PKS sebelumnya sudah berulang kali menyatakan bahwa gerakan #2019GantiPresiden adalah konstitusional. Pergantian tersebut akan diwujudkan melalui lewat jalur Pilpres 2019.

Menurut Hidayat, Jokowi memang seharusnya tidak risau atas gerakan #2019GantiPresiden.  Menurutnya, Pilpres 2019 sudah diatur di UU Pemilu, melalui aturan tentang syarat pengajuan calon presiden yang memungkinkan ada calon lawan Jokowi untuk memperebutkan kursi RI-1. UU Pemilu mengatur syarat ambang batas capres sebesar 20-25%.

Ganti Presiden 2019
#2019GantiPresiden

Tokoh PKS Mardani Ali Sera merupakan penggagas gerakan #2019GantiPresiden dan kini populer dan menjadi tren di berbagai kalangan. Merchandise dan gimmick dalam bentuk kaos semakin tersebar di media sosial.

“Memang ini kegiatan tidak perlu dipersepsikan sebagai sesuatu yang inkonstitusional. Ini kan sama saja dengan yang membuat hashtag Jokowi dua kali dan pada tingkat sisi legal demokrasi, menyukseskan Pemilu 2019, dua-duanya adalah harapan rakyat Indonesia,” sebut dia.

Sementara sebelumnya, Mantan Ketua Umum PAN M Amien Rais menyatakan dukungan pada gerakan #2019GantiPresiden.

Dalam sebuah video yang viral Amien menyatakan gerakan ini legal dan tidak melanggar Undang-undang.
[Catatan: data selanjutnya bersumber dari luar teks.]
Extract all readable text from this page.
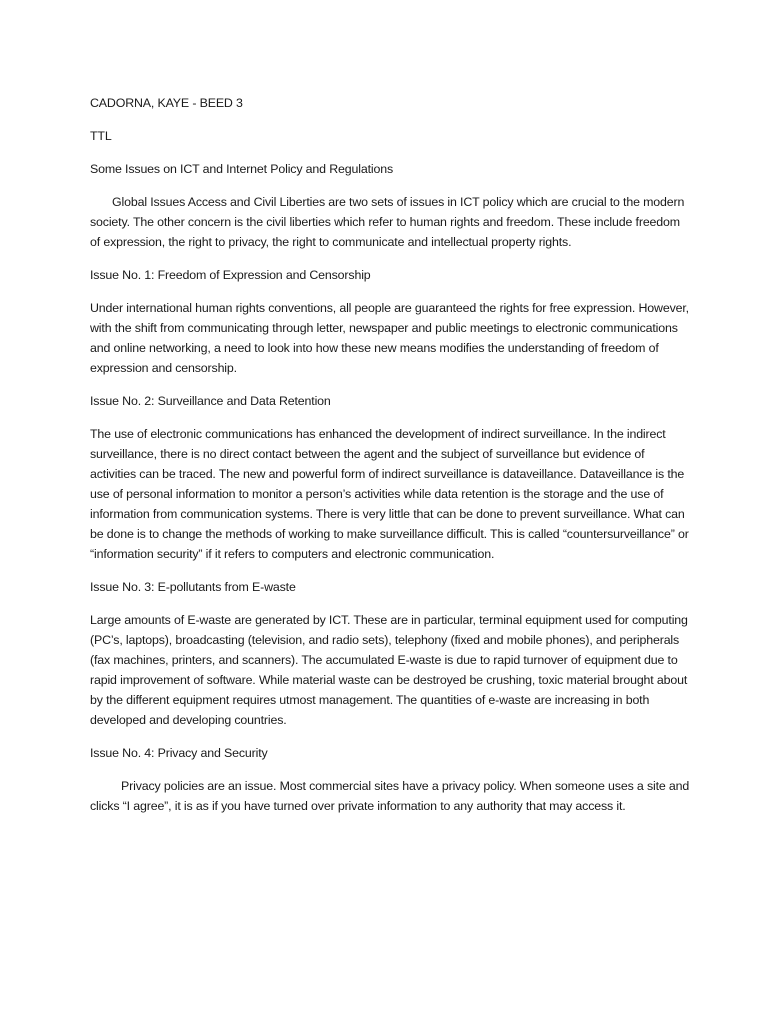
CADORNA, KAYE - BEED 3

TTL

Some Issues on ICT and Internet Policy and Regulations

Global Issues Access and Civil Liberties are two sets of issues in ICT policy which are crucial to the modern society. The other concern is the civil liberties which refer to human rights and freedom. These include freedom of expression, the right to privacy, the right to communicate and intellectual property rights.

Issue No. 1: Freedom of Expression and Censorship

Under international human rights conventions, all people are guaranteed the rights for free expression. However, with the shift from communicating through letter, newspaper and public meetings to electronic communications and online networking, a need to look into how these new means modifies the understanding of freedom of expression and censorship.

Issue No. 2: Surveillance and Data Retention

The use of electronic communications has enhanced the development of indirect surveillance. In the indirect surveillance, there is no direct contact between the agent and the subject of surveillance but evidence of activities can be traced. The new and powerful form of indirect surveillance is dataveillance. Dataveillance is the use of personal information to monitor a person’s activities while data retention is the storage and the use of information from communication systems. There is very little that can be done to prevent surveillance. What can be done is to change the methods of working to make surveillance difficult. This is called “countersurveillance” or “information security” if it refers to computers and electronic communication.

Issue No. 3: E-pollutants from E-waste

Large amounts of E-waste are generated by ICT. These are in particular, terminal equipment used for computing (PC’s, laptops), broadcasting (television, and radio sets), telephony (fixed and mobile phones), and peripherals (fax machines, printers, and scanners). The accumulated E-waste is due to rapid turnover of equipment due to rapid improvement of software. While material waste can be destroyed be crushing, toxic material brought about by the different equipment requires utmost management. The quantities of e-waste are increasing in both developed and developing countries.

Issue No. 4: Privacy and Security

Privacy policies are an issue. Most commercial sites have a privacy policy. When someone uses a site and clicks “I agree”, it is as if you have turned over private information to any authority that may access it.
Berikut pernyataan lengkap Amien Rais:

Assalamualaikum wr wb

Saya hari-hari ini sangat berbahagia, dan bersyukur pada Alloh SWT bahwa ada angin puritan yang menyapu Nusantara ini yaitu berbagai kelompok anak bangsa sepertinya makin-makin sama menyuarakan sebuah semboyan yaitu di tahun 2019 nanti Insyallah ganti Presiden. Jadi Insyaallah dengan senjata doa, salat malam semampu kita, syukur-syukur dengan puasa Senin dan Kamis kemudian kita betul-betul menggalang apa kekuatan bangsa ini, ya ukhwah islamiyah tapi juga ukhwah wathoniyah. Dua-duanya sama pentingnya. Nanti kita gerakkan lewat sebuah perayaan demokrasi Pilpres dan Pileg jadi satu. Insyaallah kita akan melihat Presiden baru. 
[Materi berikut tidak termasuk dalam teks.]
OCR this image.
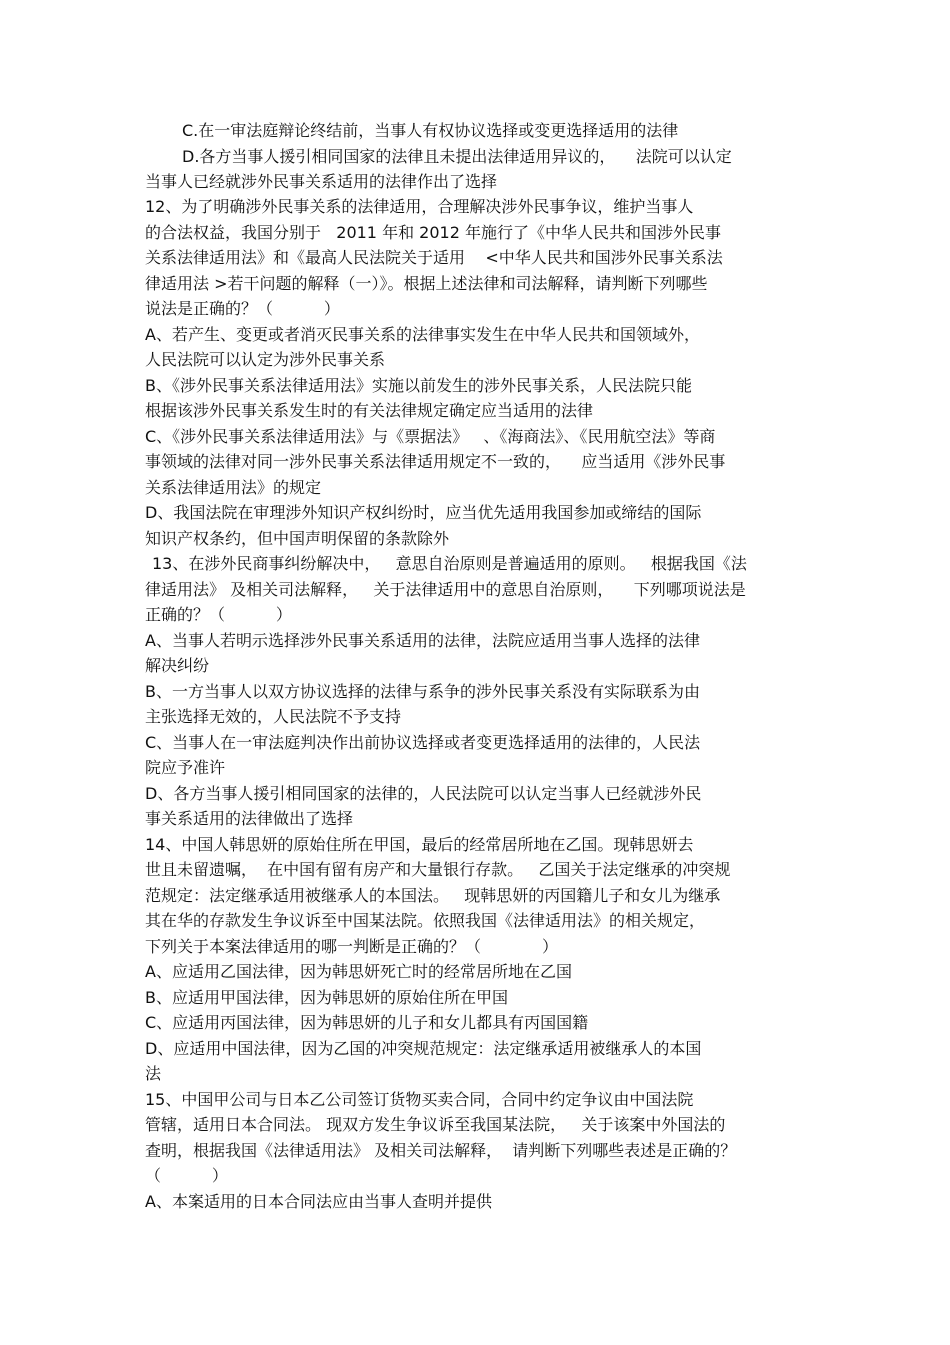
C.在一审法庭辩论终结前，当事人有权协议选择或变更选择适用的法律

D.各方当事人援引相同国家的法律且未提出法律适用异议的，    法院可以认定

当事人已经就涉外民事关系适用的法律作出了选择

12、为了明确涉外民事关系的法律适用，合理解决涉外民事争议，维护当事人

的合法权益，我国分别于   2011 年和 2012 年施行了《中华人民共和国涉外民事

关系法律适用法》和《最高人民法院关于适用    <中华人民共和国涉外民事关系法

律适用法 >若干问题的解释（一）》。根据上述法律和司法解释，请判断下列哪些

说法是正确的？（          ）

A、若产生、变更或者消灭民事关系的法律事实发生在中华人民共和国领域外，

人民法院可以认定为涉外民事关系

B、《涉外民事关系法律适用法》实施以前发生的涉外民事关系，人民法院只能

根据该涉外民事关系发生时的有关法律规定确定应当适用的法律

C、《涉外民事关系法律适用法》与《票据法》   、《海商法》、《民用航空法》等商

事领域的法律对同一涉外民事关系法律适用规定不一致的，    应当适用《涉外民事

关系法律适用法》的规定

D、我国法院在审理涉外知识产权纠纷时，应当优先适用我国参加或缔结的国际

知识产权条约，但中国声明保留的条款除外

13、在涉外民商事纠纷解决中，   意思自治原则是普遍适用的原则。   根据我国《法

律适用法》 及相关司法解释，   关于法律适用中的意思自治原则，    下列哪项说法是

正确的？（          ）

A、当事人若明示选择涉外民事关系适用的法律，法院应适用当事人选择的法律

解决纠纷

B、一方当事人以双方协议选择的法律与系争的涉外民事关系没有实际联系为由

主张选择无效的，人民法院不予支持

C、当事人在一审法庭判决作出前协议选择或者变更选择适用的法律的，人民法

院应予准许

D、各方当事人援引相同国家的法律的，人民法院可以认定当事人已经就涉外民

事关系适用的法律做出了选择

14、中国人韩思妍的原始住所在甲国，最后的经常居所地在乙国。现韩思妍去

世且未留遗嘱，  在中国有留有房产和大量银行存款。   乙国关于法定继承的冲突规

范规定：法定继承适用被继承人的本国法。   现韩思妍的丙国籍儿子和女儿为继承

其在华的存款发生争议诉至中国某法院。依照我国《法律适用法》的相关规定，

下列关于本案法律适用的哪一判断是正确的？（            ）

A、应适用乙国法律，因为韩思妍死亡时的经常居所地在乙国

B、应适用甲国法律，因为韩思妍的原始住所在甲国

C、应适用丙国法律，因为韩思妍的儿子和女儿都具有丙国国籍

D、应适用中国法律，因为乙国的冲突规范规定：法定继承适用被继承人的本国

法

15、中国甲公司与日本乙公司签订货物买卖合同，合同中约定争议由中国法院

管辖，适用日本合同法。 现双方发生争议诉至我国某法院，   关于该案中外国法的

查明，根据我国《法律适用法》 及相关司法解释，  请判断下列哪些表述是正确的？

（          ）

A、本案适用的日本合同法应由当事人查明并提供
Jadi ini legitimate, ini legal, ini sah, tidak ada sedikit pun pasal UUD yang dilanggar. Tidak ada kaitan demokrasi yang kita langkahi. Ini sesuatu yang sangat amat biasa. Apalagi kalau kita bicara Alquran memang kalau kekuasaan sudah cenderung menjadi lupa daratan, sedikit agak zalim dan lain-lain maka tiba waktunya melihat pergantian. Pada pak Jokowi, teman saya. Pak Jokowi, selama ini anda dengan kekuasaan itu anda telah melakukan politics of deception, bukan politik pengibulan, memang ini kasat, tapi tegas, politik penyesatan.

Jadi ketika hutang menggunung, tidak apa-apa, kita masih oke. Ketika rakyat megap-megap karena tenaga kerja sudah banyak diambil alih oleh negara di Utara kita itu. Tapi masih jangan ini sesuatu yang bagus untuk membangun lebih cepat lagi. Ketika infrastruktur dibangun dengan biaya mahal, ujungnya dijual ke orang aseng dan asing. Ini apa-apaan? Ini saya katakan politik penyesatan. 

Nah mas Jokowi dengan satu tahun lebih sedikit, gantilah dengan politics of dedication, politik pengabdian. Politik mengobarkan untuk kepentingan rakyat, jangan mendukung konglomerat. Konglomerat sudah bisa menghidupi sendiri. Jadi kembali lah kata Anda itu, Nawacita dan Trisakti, yang sekarang tidak ada kenyataannya. 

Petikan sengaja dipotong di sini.